Atatürk’ü Aramızdan Ayrılışının 85. Yılında Saygı ve Minnetle Andık

Cumhuriyetimizin Kurucusu Büyük Önder Mustafa Kemal Atatürk, 10 Kasım sabahı, öğretim üyelerimiz, idari çalışanlarımız ve öğrencilerimizin katıldığı tören ile anıldı.

Meltem Müftüler-Baç

Sabancı Üniversitesi Gösteri Merkezi’nde gerçekleşen tören, saygı duruşu ve İstiklal Marşı ile başladı. Sanat ve Sosyal Bilimler Fakültesi (SSBF) Dekanımız Meltem Müftüler-Baç’ın açılış konuşmasıyla başlayan tören, Rektörümüz Yusuf Leblebici ve SSBF Öğretim Üyemiz Abdurrahman Atçıl’ın konuşmalarıyla devam etti.

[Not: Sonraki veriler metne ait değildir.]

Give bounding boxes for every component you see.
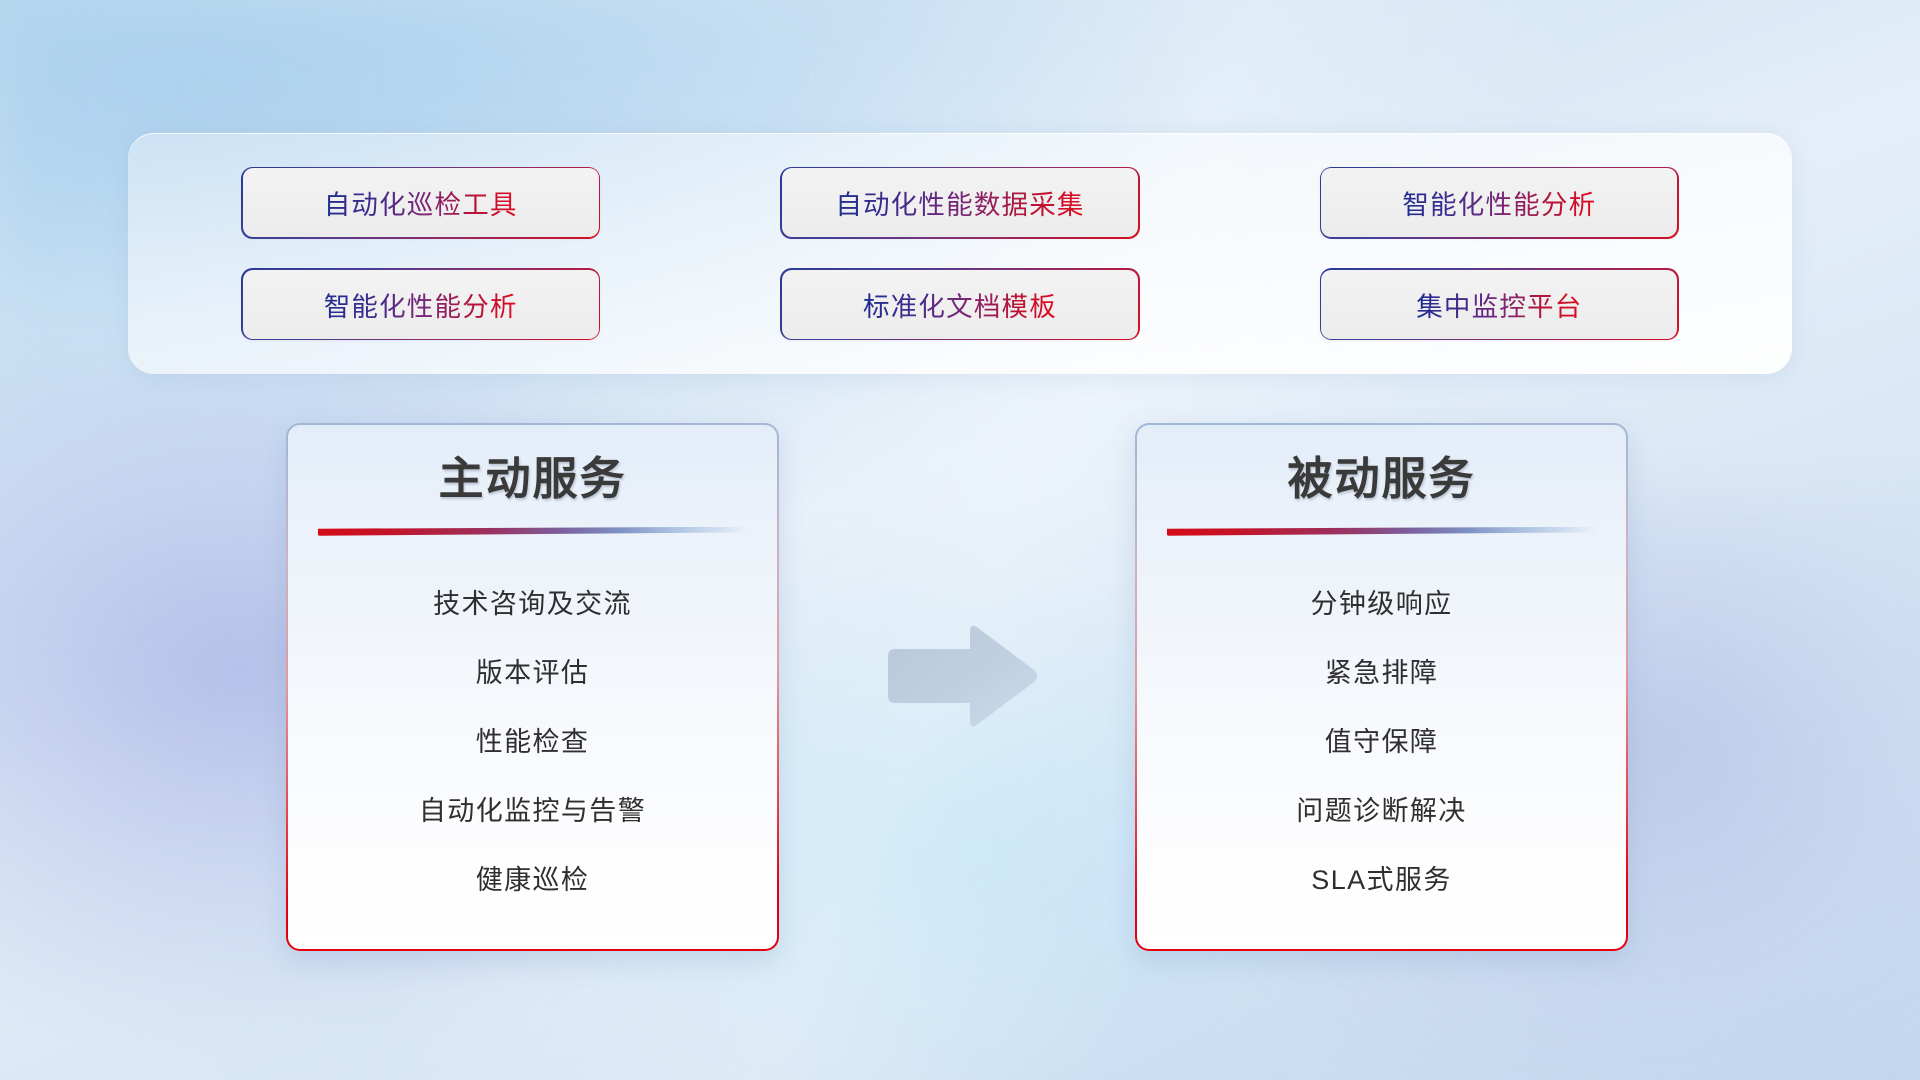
service-item: 分钟级响应 (1311, 570, 1453, 639)
service-item: 性能检查 (476, 708, 590, 777)
capability-pill-label: 自动化巡检工具 (324, 183, 518, 222)
service-item: 技术咨询及交流 (433, 570, 632, 639)
capability-pill-label: 标准化文档模板 (863, 285, 1057, 324)
service-item: 紧急排障 (1325, 639, 1439, 708)
capability-pill-centralized-monitoring-platform[interactable]: 集中监控平台 (1321, 270, 1677, 339)
capability-pill-panel: 自动化巡检工具 自动化性能数据采集 智能化性能分析 智能化性能分析 标准化文档模… (128, 133, 1792, 374)
service-card-title: 主动服务 (438, 453, 626, 505)
capability-pill-label: 自动化性能数据采集 (835, 183, 1084, 222)
service-card-title: 被动服务 (1287, 453, 1475, 505)
capability-pill-label: 集中监控平台 (1416, 285, 1582, 324)
service-item: 问题诊断解决 (1296, 777, 1466, 846)
service-card-active: 主动服务 技术咨询及交流 版本评估 性能检查 自动化监控与告警 健康巡检 (286, 423, 779, 951)
capability-pill-intelligent-performance-analysis-2[interactable]: 智能化性能分析 (243, 270, 599, 339)
service-card-passive: 被动服务 分钟级响应 紧急排障 值守保障 问题诊断解决 SLA式服务 (1135, 423, 1628, 951)
service-card-body: 主动服务 技术咨询及交流 版本评估 性能检查 自动化监控与告警 健康巡检 (288, 425, 777, 949)
service-item-list: 技术咨询及交流 版本评估 性能检查 自动化监控与告警 健康巡检 (288, 570, 777, 915)
service-card-body: 被动服务 分钟级响应 紧急排障 值守保障 问题诊断解决 SLA式服务 (1137, 425, 1626, 949)
arrow-right-icon (882, 622, 1040, 730)
service-item: 健康巡检 (476, 846, 590, 915)
capability-pill-automated-performance-collection[interactable]: 自动化性能数据采集 (782, 168, 1138, 237)
service-item: SLA式服务 (1311, 846, 1451, 915)
capability-pill-standard-document-template[interactable]: 标准化文档模板 (782, 270, 1138, 339)
service-item: 版本评估 (476, 639, 590, 708)
capability-pill-automated-inspection-tool[interactable]: 自动化巡检工具 (243, 168, 599, 237)
capability-pill-label: 智能化性能分析 (324, 285, 518, 324)
service-item: 值守保障 (1325, 708, 1439, 777)
title-underline-rule (318, 527, 748, 536)
service-item-list: 分钟级响应 紧急排障 值守保障 问题诊断解决 SLA式服务 (1137, 570, 1626, 915)
title-underline-rule (1167, 527, 1597, 536)
capability-pill-intelligent-performance-analysis-1[interactable]: 智能化性能分析 (1321, 168, 1677, 237)
service-item: 自动化监控与告警 (419, 777, 646, 846)
capability-pill-label: 智能化性能分析 (1402, 183, 1596, 222)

Konuşmasında Atatürk’ü anlamanın anlam ve önemine odaklanan Meltem Müftüler-Baç, “Atamızı 85. ölüm yıldönümünde rahmetle, minnetle, saygıyla anarken; bizler için açtığı yol, yarattığı değerler ve hepimize bıraktığı düşünce sistemi, düşünmeyi öğrenme şekline de büyük şükran duyuyoruz” dedi.

Yusuf Leblebici

Rektörümüz Yusuf Leblebici, konuşmasında, Sabancı Üniversitesi’nin her zaman pozitif bilimlerin ve akılcılığın gösterdiği yolda ilerlemeyi benimsediğini belirterek “Kurulduğu günden bu yana Üniversitemizdeki tüm öğretim üyelerimizin, öğrencilerimizin ve mezunlarımızın ortak hedefi bu doğrultudadır. 100. yılını büyük bir coşkuyla kutladığımız Cumhuriyetimizin Kurucusu Atamızın bize gösterdiği yolda, ‘Fikri hür, irfanı hür, vicdanı hür’ dünya vatandaşı gençler yetiştirmek için tüm gücümüzle çalışıyoruz ve çalışmaya da devam edeceğiz. Atamızı bize bu değerli mirası bıraktığı için saygı ve minnetle anıyoruz” açıklamasında bulundu.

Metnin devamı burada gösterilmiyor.